EKPERIGIN: ...Where I go to cool out, where I think, normally, I would have left the house.
EKPERIGIN: Or I would have, like, gone and, like, met a friend. You know what I mean? Like, I was like, I'm going to get a drink and then cool out. (Laughter) And then this time, it was like...
EKPERIGIN: Well, I'll just sit in the bedroom until you forgive me, I guess.
EISENBERG: Oh, yeah.
COULTON: Yeah, I'm going to the other side of the couch for a while.
EKPERIGIN: I like actually hanging out with people via Zoom now because you can, like - I'm at home. We're talking. But I could just get up and go get something from my fridge. I love that. We should all be at home but hanging out with people, but they're not in our house.
EISENBERG: Yeah. Don't have to clean up after they leave. Don't have to get there. Yeah, everything's acceptable.
EISENBERG: Right. The only problem I have is you can't leave.
EKPERIGIN: OK, OK.
EISENBERG: It's really weird to leave.
COULTON: You know what you can do, though? You can always just fake an Internet outage. It's very easy. You just...
COULTON: Just leave the meeting, and then you text somebody and you're like, oh, sorry, my Internet went out.
EISENBERG: Do you guys want to play a game? Do you want to just do a little escapist quiz?
EKPERIGIN: Ooh, I would love to. We need competition. We need a healthy competition right now.
EISENBERG: (Laughter) OK. So your podcast is called "Couples Therapy."
EISENBERG: We have a audio quiz for you called Teletherapy. So basically, we're going to play a clip of a TV therapist, and you're just going to identify the show.
EKPERIGIN: OK. Ready.
EISENBERG: All right. All right. OK, let's start with an easy one. This is for you, Andy.
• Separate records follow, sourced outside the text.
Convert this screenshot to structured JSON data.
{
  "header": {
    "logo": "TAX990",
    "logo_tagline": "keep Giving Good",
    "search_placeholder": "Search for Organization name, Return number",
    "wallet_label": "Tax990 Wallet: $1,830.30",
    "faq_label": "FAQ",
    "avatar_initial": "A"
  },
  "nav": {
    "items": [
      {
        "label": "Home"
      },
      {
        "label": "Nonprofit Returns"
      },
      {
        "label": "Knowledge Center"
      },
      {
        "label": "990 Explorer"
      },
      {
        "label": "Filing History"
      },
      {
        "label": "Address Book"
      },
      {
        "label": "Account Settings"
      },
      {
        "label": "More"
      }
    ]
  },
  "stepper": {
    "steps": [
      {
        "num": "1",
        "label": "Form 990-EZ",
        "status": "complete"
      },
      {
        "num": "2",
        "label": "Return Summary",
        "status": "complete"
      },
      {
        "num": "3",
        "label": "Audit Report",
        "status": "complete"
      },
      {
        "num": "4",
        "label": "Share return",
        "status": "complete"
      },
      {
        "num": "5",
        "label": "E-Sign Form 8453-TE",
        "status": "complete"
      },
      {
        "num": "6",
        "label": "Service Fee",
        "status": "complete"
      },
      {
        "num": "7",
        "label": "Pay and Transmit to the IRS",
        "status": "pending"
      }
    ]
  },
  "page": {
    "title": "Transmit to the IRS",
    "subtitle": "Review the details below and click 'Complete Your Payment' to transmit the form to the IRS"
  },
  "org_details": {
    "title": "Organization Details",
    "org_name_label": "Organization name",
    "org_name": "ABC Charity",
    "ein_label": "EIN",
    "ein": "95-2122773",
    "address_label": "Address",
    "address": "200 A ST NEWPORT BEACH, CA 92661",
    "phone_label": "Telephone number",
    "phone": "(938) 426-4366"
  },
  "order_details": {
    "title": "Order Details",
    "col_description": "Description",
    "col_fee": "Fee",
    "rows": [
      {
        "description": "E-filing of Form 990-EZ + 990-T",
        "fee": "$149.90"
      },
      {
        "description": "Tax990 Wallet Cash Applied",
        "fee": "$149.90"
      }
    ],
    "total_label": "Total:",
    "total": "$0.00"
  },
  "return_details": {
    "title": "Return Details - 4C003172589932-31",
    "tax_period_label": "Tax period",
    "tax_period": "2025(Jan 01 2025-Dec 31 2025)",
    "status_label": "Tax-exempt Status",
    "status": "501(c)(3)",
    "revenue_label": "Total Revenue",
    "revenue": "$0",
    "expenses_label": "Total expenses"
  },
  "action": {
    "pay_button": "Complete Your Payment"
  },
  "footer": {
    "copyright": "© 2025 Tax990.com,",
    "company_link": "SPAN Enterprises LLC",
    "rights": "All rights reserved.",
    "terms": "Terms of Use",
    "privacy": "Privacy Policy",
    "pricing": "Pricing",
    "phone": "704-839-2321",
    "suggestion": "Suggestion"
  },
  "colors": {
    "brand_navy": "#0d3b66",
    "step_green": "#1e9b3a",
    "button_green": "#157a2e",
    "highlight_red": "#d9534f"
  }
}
(SOUNDBITE OF TV SHOW, "FRASIER")
KELSEY GRAMMER: (As Dr. Frasier Crane) Hello, Claire (ph). I'm listening.
BECKERMAN: Oh, "Frasier."
EISENBERG: "Frasier" - that's right.
EISENBERG: Frasier Crane. Were you a fan of that show? Did you ever watch that show in its...
BECKERMAN: I watched it for many years.
BECKERMAN: And then Niles and Daphne got together.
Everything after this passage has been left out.